It was ludicrous; I was running from a simple phantasm, as if I were a schizophrenic convinced of his delusion’s existence. It suddenly struck me that even now I could still be hallucinating, still under the ketamine’s control, and that everything around me, from the phone numbers scratched into the bark of the trees to the crumpled tissues lying like the wings of mutilated doves around my feet were simply a by-product of the drug.
It was a metaphysical conundrum that would only lead me into madness; I dismissed the notion as if it were an unruly child ejected from a classroom, yet my unease stubbornly persisted.
Across the crest of the hill a man slowly and purposefully stepped; with the fading light behind him, his tall gangly body was reduced to a mere silhouette like a leathery ghoul hungrily searching for a victim. As if he were a spirit climbing out of its grave, another cruiser rose from behind a nearby clump of bushes, both of us startling each other. Every feature of the twilight landscape rustled, creaked and groaned with deathly significance; I was still agitated from the trip, and the sudden feeling of isolation, trapped in the copse that had become a cell with the tress as its bars and the gathering darkness as my jailor only exacerbated that anxiety.
Man, with its complexities, feelings and intelligence was nothing more than the ephemeral dream of a hibernating beast that, once woken, would mindlessly hunt, kill and consume. For so long I had clung to that comforting belief, laughing at the countless billions uselessly attempting to convince themselves of their advancement and superiority. The day’s events however had weakened that conviction, for it was despair that had possessed me since waking, and it was angst that had driven me across London to seek refuge from its merciless assault; if my assessment of my true nature was correct, then why could I not purge myself of these painful and unnecessary emotions?
Yet here in the cruising ground, where sex was liberated from the fetters of love and where passion was stripped of romance, I could once again strengthen that conviction, as feelings of tenderness, affection and adoration were subsumed by intoxicating lust and the instinctive urge to mate.

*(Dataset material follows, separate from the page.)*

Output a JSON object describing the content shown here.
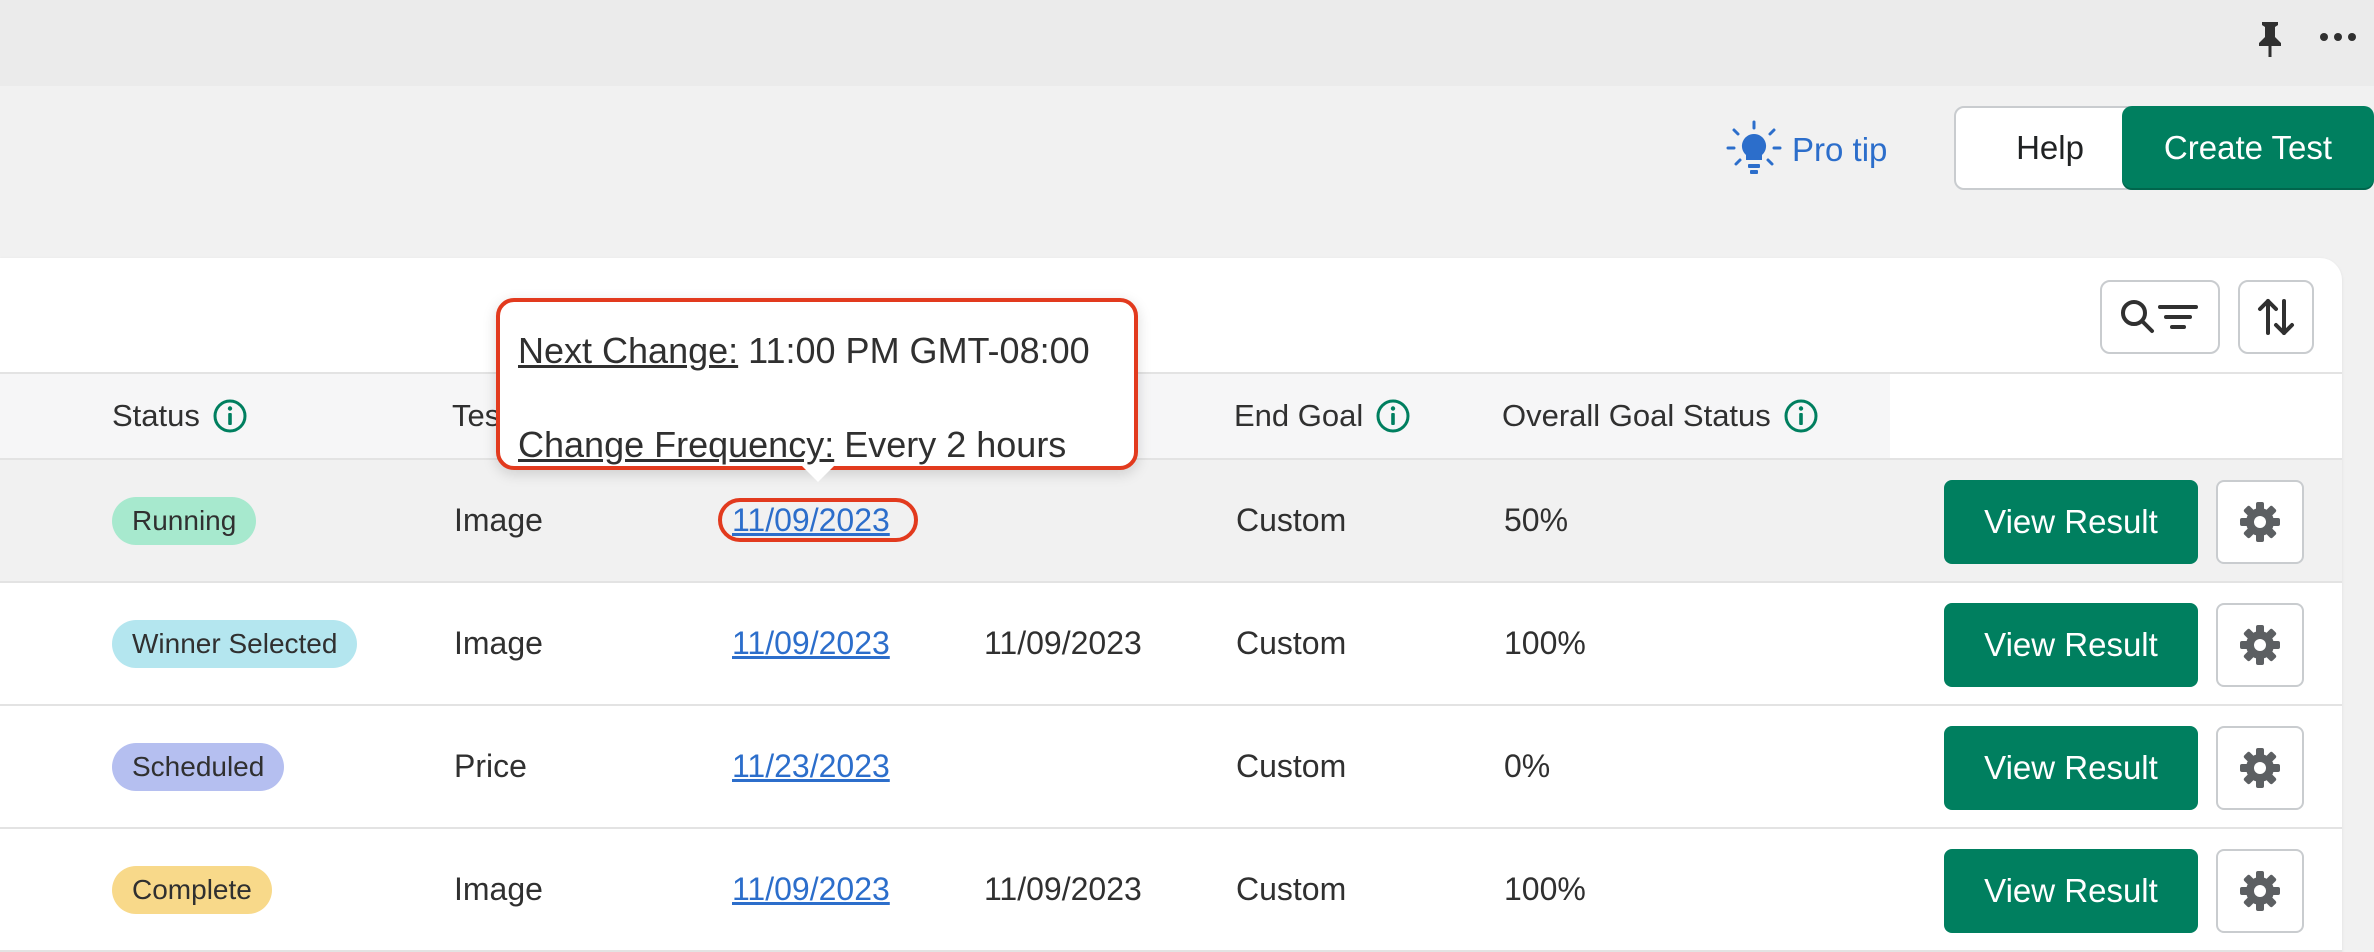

Since admitting the possibility of God, we have desperately wanted to escape from servitude, and ascend to the divine throne as his equals. The carnality, the savagery, that which united us with the natural world we jettisoned in our desperate desire for deification, favouring abstract virtue and morality above the concrete hunger for blood as we fantasised of a theoretical paradise. Though Mankind failed, though Mankind would always fail, under religion’s rule it had become prejudiced, branding as regressive and perverted we who, rather than denying it actively embraced the inheritance of the wilderness, releasing from captivity the howling barbarity in our genes and the roaring ferocity entrenched in the nuclei of our blood cells. That prejudice I could see flickering in the eyes of the dog-walker, his Labrador, sensing a rabbit bounding through the rain-drenched undergrowth tugging at the lead while his master glared at me with disdain; he knew why I was here and what I was searching for. The two women, jogging past in baggy tracksuits, their bobbing ponytails like fountains of flowing hair held me in similar contempt, mocking my baseness by refusing to acknowledge me as I jumped out of their path.
Jack too would have been the victim of such scorn, would have felt it from the police, from his barristers, and, since being publicly outed, even from his family; yet he, like me, would have revelled in it, their disapproval becoming our endorsement, proof that unlike them, we were not poisoned by hypocrisy, our sincerity to sin highlighting their faltering commitment to uprightness.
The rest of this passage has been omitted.